If people message you back most of the time, most of the day, there's constant "rewards".
Not my style usually, but hey.
You can also just put your phone away and/or on silent.
Bye!
 
 
1 hour later…
9:17 PM
Hey @inf
 
Hi pal
 
A few minutes ago, I just felt a whole new perspective of my life.
 
Oh really?
 
It's hard to say what it is.
I suddenly felt that whatever happened the past 33 years had to happen. I suddenly stopped struggling.
This feeling may be temporary, but it came just now.
 
You could try to write it down while it is still fresh in your memory.
 
9:21 PM
Maybe I have struggled too much the past two months, and now the opposite is happening. It's like I have come to terms with everything.
 
Keeping a written record of your feelings may help you sort them out.
 
Today I went for a walk and a haircut.
 
Do you keep a diary?
 
No.

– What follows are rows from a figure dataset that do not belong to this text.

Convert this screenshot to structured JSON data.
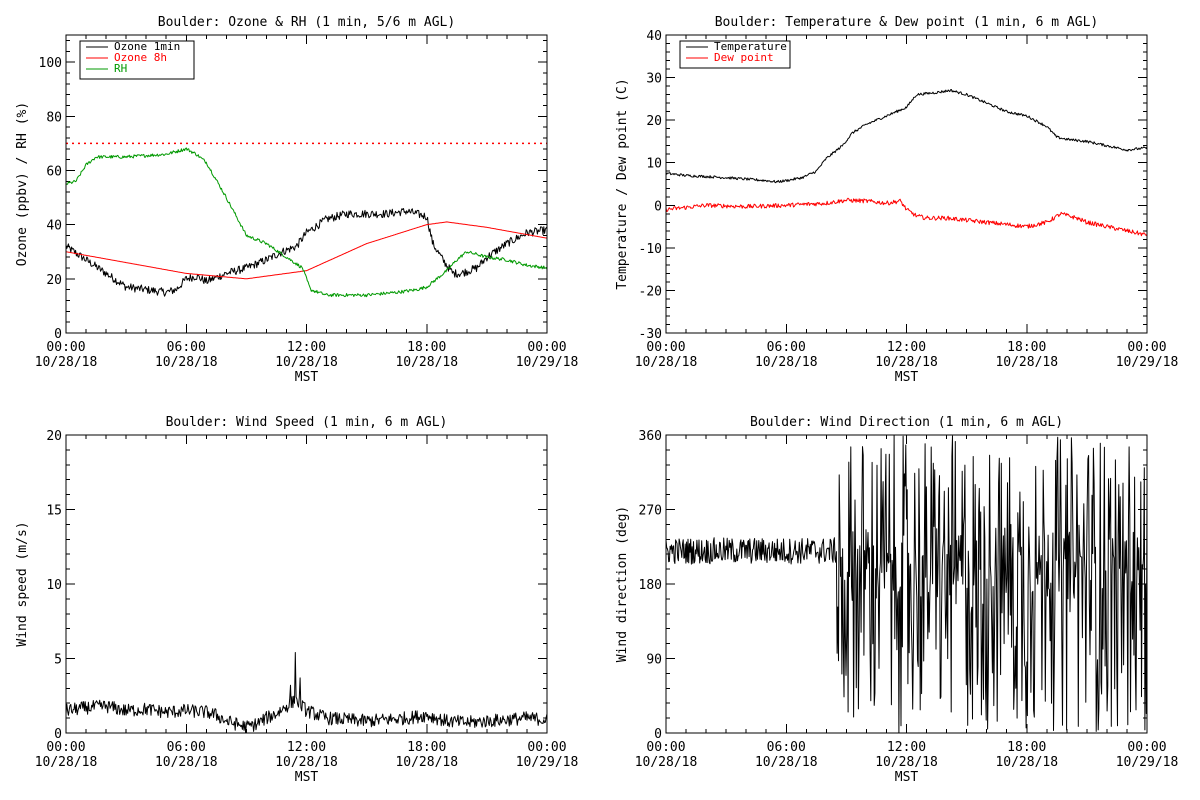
{
  "chart_data": [
    {
      "id": "ozone",
      "type": "line",
      "title": "Boulder: Ozone & RH (1 min, 5/6 m AGL)",
      "xlabel": "MST",
      "ylabel": "Ozone (ppbv) / RH (%)",
      "xlim": [
        "10/28/18 00:00",
        "10/29/18 00:00"
      ],
      "ylim": [
        0,
        110
      ],
      "yticks": [
        0,
        20,
        40,
        60,
        80,
        100
      ],
      "xtick_times": [
        "00:00",
        "06:00",
        "12:00",
        "18:00",
        "00:00"
      ],
      "xtick_dates": [
        "10/28/18",
        "10/28/18",
        "10/28/18",
        "10/28/18",
        "10/29/18"
      ],
      "legend_position": "top-left",
      "reference_line": {
        "y": 70,
        "style": "dotted",
        "color": "#ff0000"
      },
      "series": [
        {
          "name": "Ozone 1min",
          "color": "#000000",
          "noise": 1.5,
          "x": [
            0,
            1,
            2,
            3,
            4,
            5,
            5.5,
            6,
            6.5,
            7,
            8,
            9,
            10,
            10.8,
            11.5,
            12,
            13,
            14,
            15,
            16,
            17,
            17.5,
            18,
            18.3,
            18.8,
            19.3,
            19.7,
            20.5,
            21,
            22,
            23,
            24
          ],
          "y": [
            32,
            27,
            22,
            17,
            16,
            15,
            16,
            20,
            21,
            19,
            22,
            24,
            27,
            30,
            32,
            37,
            42,
            44,
            44,
            44,
            45,
            44,
            43,
            33,
            27,
            22,
            22,
            24,
            28,
            33,
            37,
            38
          ]
        },
        {
          "name": "Ozone 8h",
          "color": "#ff0000",
          "noise": 0,
          "x": [
            0,
            3,
            6,
            9,
            12,
            15,
            18,
            19,
            21,
            24
          ],
          "y": [
            30,
            26,
            22,
            20,
            23,
            33,
            40,
            41,
            39,
            35
          ]
        },
        {
          "name": "RH",
          "color": "#009900",
          "noise": 0.6,
          "x": [
            0,
            0.5,
            1,
            1.5,
            3,
            5,
            6,
            6.5,
            7,
            8,
            9,
            10,
            11,
            11.8,
            12.2,
            13,
            15,
            16.5,
            17.5,
            18,
            18.5,
            19,
            19.5,
            20,
            21,
            22,
            23,
            24
          ],
          "y": [
            55,
            56,
            62,
            65,
            65,
            66,
            68,
            66,
            63,
            50,
            36,
            33,
            28,
            24,
            16,
            14,
            14,
            15,
            16,
            17,
            20,
            23,
            27,
            30,
            28,
            27,
            25,
            24
          ]
        }
      ]
    },
    {
      "id": "temp",
      "type": "line",
      "title": "Boulder: Temperature & Dew point (1 min, 6 m AGL)",
      "xlabel": "MST",
      "ylabel": "Temperature / Dew point (C)",
      "xlim": [
        "10/28/18 00:00",
        "10/29/18 00:00"
      ],
      "ylim": [
        -30,
        40
      ],
      "yticks": [
        -30,
        -20,
        -10,
        0,
        10,
        20,
        30,
        40
      ],
      "xtick_times": [
        "00:00",
        "06:00",
        "12:00",
        "18:00",
        "00:00"
      ],
      "xtick_dates": [
        "10/28/18",
        "10/28/18",
        "10/28/18",
        "10/28/18",
        "10/29/18"
      ],
      "legend_position": "top-left",
      "series": [
        {
          "name": "Temperature",
          "color": "#000000",
          "noise": 0.3,
          "x": [
            0,
            1,
            3,
            5,
            5.5,
            6,
            6.8,
            7.5,
            8,
            8.8,
            9.3,
            10,
            11,
            12,
            12.5,
            13.5,
            14.2,
            15,
            16,
            17,
            18,
            19,
            19.5,
            20,
            21,
            22,
            23,
            24
          ],
          "y": [
            7.5,
            7,
            6.5,
            5.8,
            5.5,
            5.8,
            6.5,
            8,
            11,
            14,
            17,
            19,
            21,
            23,
            26,
            26.5,
            27,
            26,
            24,
            22,
            21,
            18.5,
            16,
            15.5,
            15,
            14,
            13,
            13.5
          ]
        },
        {
          "name": "Dew point",
          "color": "#ff0000",
          "noise": 0.5,
          "x": [
            0,
            1,
            2,
            4,
            6,
            8,
            9,
            10,
            11,
            11.7,
            12,
            12.5,
            13,
            14,
            15,
            16,
            17,
            18,
            19,
            19.7,
            20.5,
            21,
            22,
            23,
            24
          ],
          "y": [
            -1,
            -0.5,
            0,
            -0.3,
            0,
            0.5,
            1.2,
            1,
            0.5,
            1,
            -1,
            -2.5,
            -3,
            -3,
            -3.5,
            -4,
            -4.5,
            -5,
            -4,
            -2,
            -3,
            -4,
            -5,
            -6,
            -7
          ]
        }
      ]
    },
    {
      "id": "wspd",
      "type": "line",
      "title": "Boulder: Wind Speed (1 min, 6 m AGL)",
      "xlabel": "MST",
      "ylabel": "Wind speed (m/s)",
      "xlim": [
        "10/28/18 00:00",
        "10/29/18 00:00"
      ],
      "ylim": [
        0,
        20
      ],
      "yticks": [
        0,
        5,
        10,
        15,
        20
      ],
      "xtick_times": [
        "00:00",
        "06:00",
        "12:00",
        "18:00",
        "00:00"
      ],
      "xtick_dates": [
        "10/28/18",
        "10/28/18",
        "10/28/18",
        "10/28/18",
        "10/29/18"
      ],
      "series": [
        {
          "color": "#000000",
          "noise": 0.45,
          "x": [
            0,
            1,
            2,
            3,
            4,
            5,
            6,
            7,
            7.5,
            8,
            8.5,
            9,
            9.5,
            10,
            10.5,
            11,
            11.5,
            12,
            13,
            14,
            15,
            16,
            17,
            18,
            19,
            20,
            21,
            22,
            23,
            24
          ],
          "y": [
            1.5,
            1.7,
            1.8,
            1.5,
            1.6,
            1.4,
            1.5,
            1.4,
            1.2,
            0.8,
            0.6,
            0.4,
            0.6,
            1.0,
            1.3,
            1.8,
            2.2,
            1.5,
            1.0,
            0.9,
            0.8,
            0.9,
            1.0,
            1.2,
            0.8,
            0.7,
            0.8,
            0.9,
            1.0,
            0.9
          ]
        }
      ],
      "peaks": [
        {
          "x": 11.45,
          "y": 5.4
        },
        {
          "x": 11.7,
          "y": 3.7
        },
        {
          "x": 11.2,
          "y": 3.2
        }
      ]
    },
    {
      "id": "wdir",
      "type": "line",
      "title": "Boulder: Wind Direction (1 min, 6 m AGL)",
      "xlabel": "MST",
      "ylabel": "Wind direction (deg)",
      "xlim": [
        "10/28/18 00:00",
        "10/29/18 00:00"
      ],
      "ylim": [
        0,
        360
      ],
      "yticks": [
        0,
        90,
        180,
        270,
        360
      ],
      "xtick_times": [
        "00:00",
        "06:00",
        "12:00",
        "18:00",
        "00:00"
      ],
      "xtick_dates": [
        "10/28/18",
        "10/28/18",
        "10/28/18",
        "10/28/18",
        "10/29/18"
      ],
      "series": [
        {
          "color": "#000000",
          "calm_until": 8.5,
          "calm_mean": 220,
          "calm_noise": 16,
          "chaotic_from": 8.5,
          "chaotic_range": [
            0,
            360
          ]
        }
      ]
    }
  ]
}
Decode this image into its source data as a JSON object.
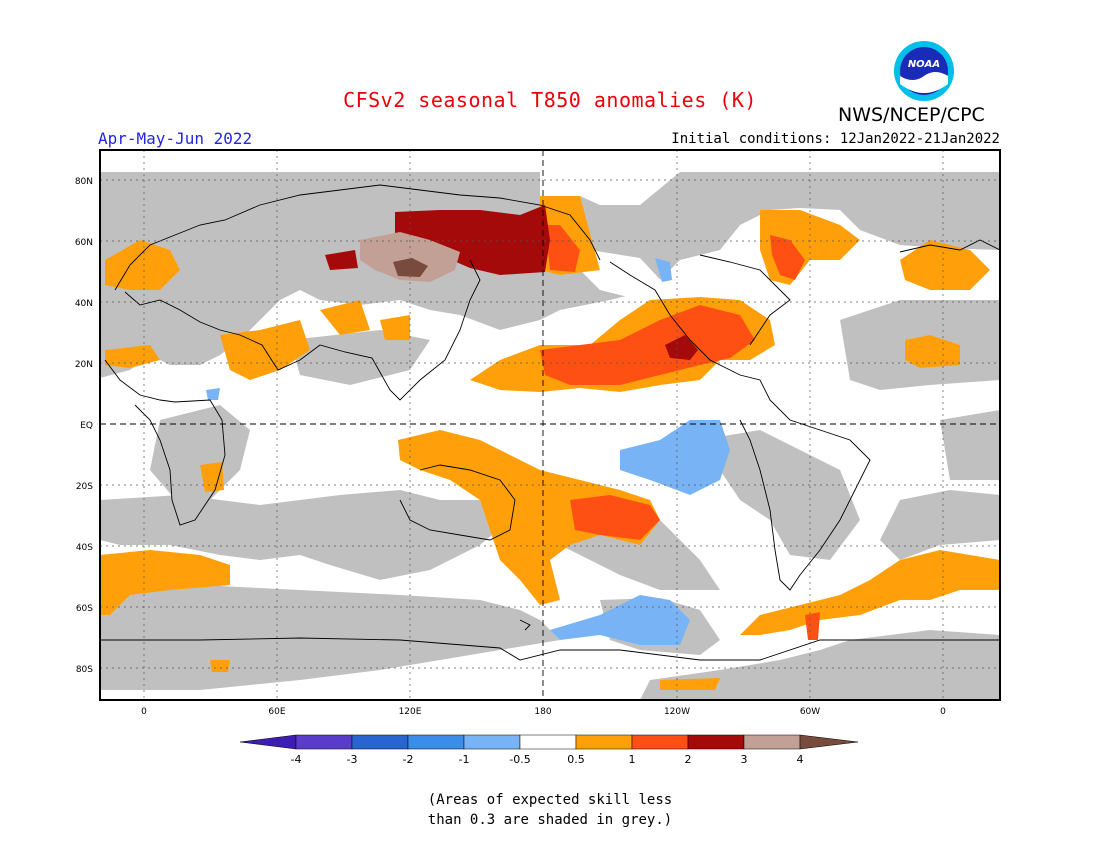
{
  "title": "CFSv2 seasonal T850 anomalies (K)",
  "organization": "NWS/NCEP/CPC",
  "logo_text": "NOAA",
  "season": "Apr-May-Jun 2022",
  "initial_conditions": "Initial conditions: 12Jan2022-21Jan2022",
  "lat_labels": [
    "80N",
    "60N",
    "40N",
    "20N",
    "EQ",
    "20S",
    "40S",
    "60S",
    "80S"
  ],
  "lon_labels": [
    "0",
    "60E",
    "120E",
    "180",
    "120W",
    "60W",
    "0"
  ],
  "colorbar": {
    "labels": [
      "-4",
      "-3",
      "-2",
      "-1",
      "-0.5",
      "0.5",
      "1",
      "2",
      "3",
      "4"
    ],
    "colors": [
      "#3c1eb4",
      "#5a3ccd",
      "#2864d2",
      "#3c8ceb",
      "#78b4f5",
      "#ffffff",
      "#ffa00a",
      "#ff5014",
      "#a50a0a",
      "#c3a096",
      "#784b3c"
    ]
  },
  "skill_mask_color": "#c0c0c0",
  "note_line1": "(Areas of expected skill less",
  "note_line2": "than 0.3 are shaded in grey.)"
}
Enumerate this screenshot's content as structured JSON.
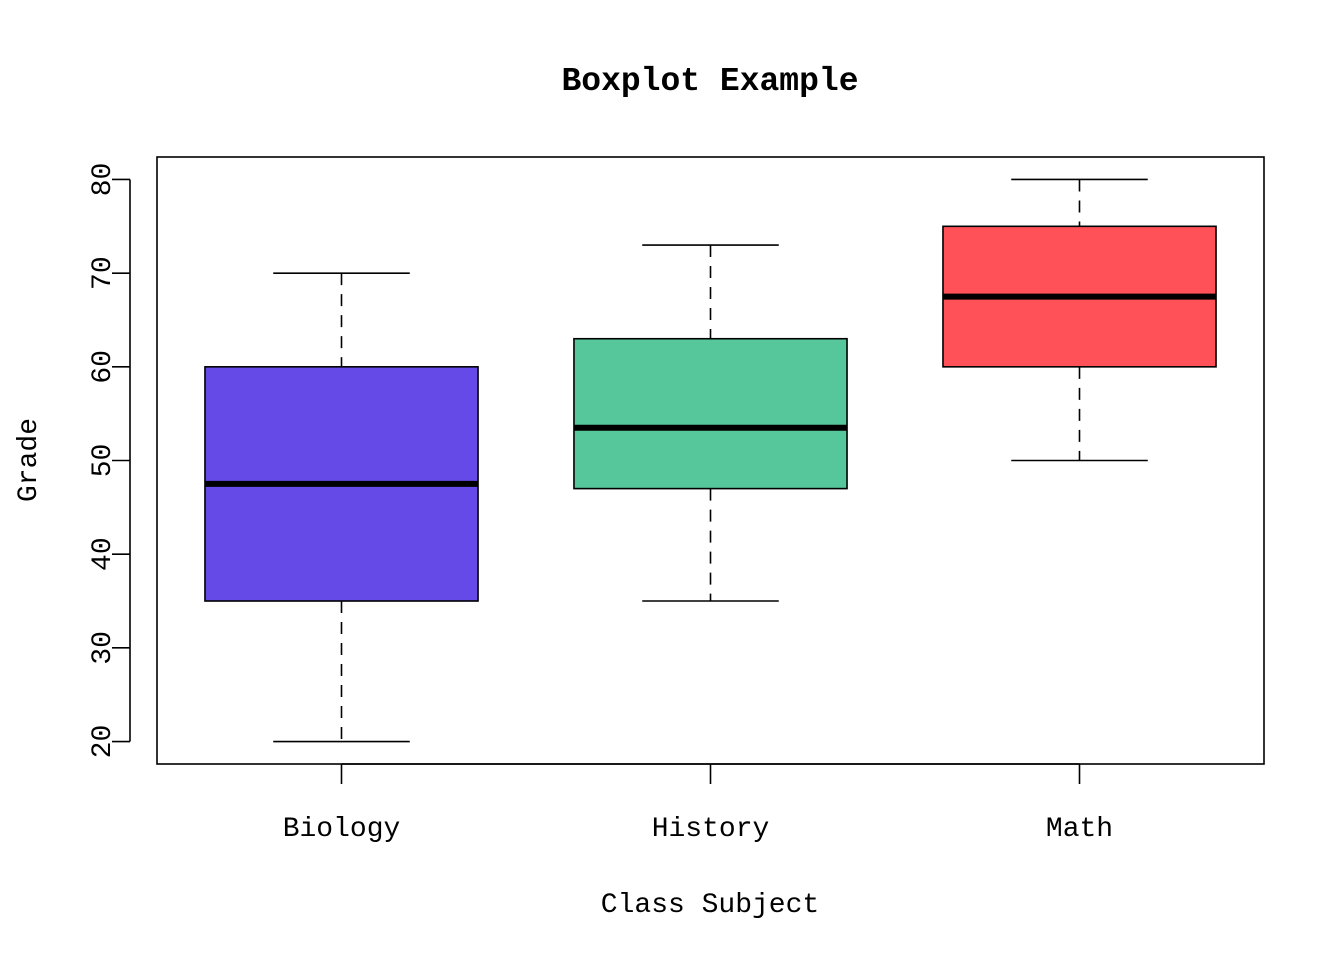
{
  "chart_data": {
    "type": "boxplot",
    "title": "Boxplot Example",
    "xlabel": "Class Subject",
    "ylabel": "Grade",
    "ylim": [
      17.6,
      82.4
    ],
    "yticks": [
      20,
      30,
      40,
      50,
      60,
      70,
      80
    ],
    "ytick_labels": [
      "20",
      "30",
      "40",
      "50",
      "60",
      "70",
      "80"
    ],
    "grid": false,
    "categories": [
      "Biology",
      "History",
      "Math"
    ],
    "boxes": [
      {
        "name": "Biology",
        "min": 20,
        "q1": 35,
        "median": 47.5,
        "q3": 60,
        "max": 70,
        "color": "#664ae8"
      },
      {
        "name": "History",
        "min": 35,
        "q1": 47,
        "median": 53.5,
        "q3": 63,
        "max": 73,
        "color": "#56c69b"
      },
      {
        "name": "Math",
        "min": 50,
        "q1": 60,
        "median": 67.5,
        "q3": 75,
        "max": 80,
        "color": "#ff5157"
      }
    ]
  }
}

But I talk to myself every day.
 
Self dialogue is important.
 
9:26 PM
I am aware that I might never get well.
 
How does that make you feel?
 
Right now, that just makes me feel sad.
But I have kind of stopped struggling about it a few minutes ago, like I said.
It's a powerful feeling, this stopping of struggle.
 
Acceptance of what can't be changed does that to a person.
 
And maybe this stopping of struggle will be what causes me to get well in the end.
 
That's why I said to write it down.
 
9:33 PM
In this case, there is nothing to write down.
When two men hold hands in public, does it mean they are gay?
 
Depends on the culture.
 
Today, I saw another example.
 
What is it you are struggling against?
 
I struggle against why my mental problems have ruined my life despite great efforts to deal with them.
I don't talk to everyone in this chat about this, but I think I can talk with you.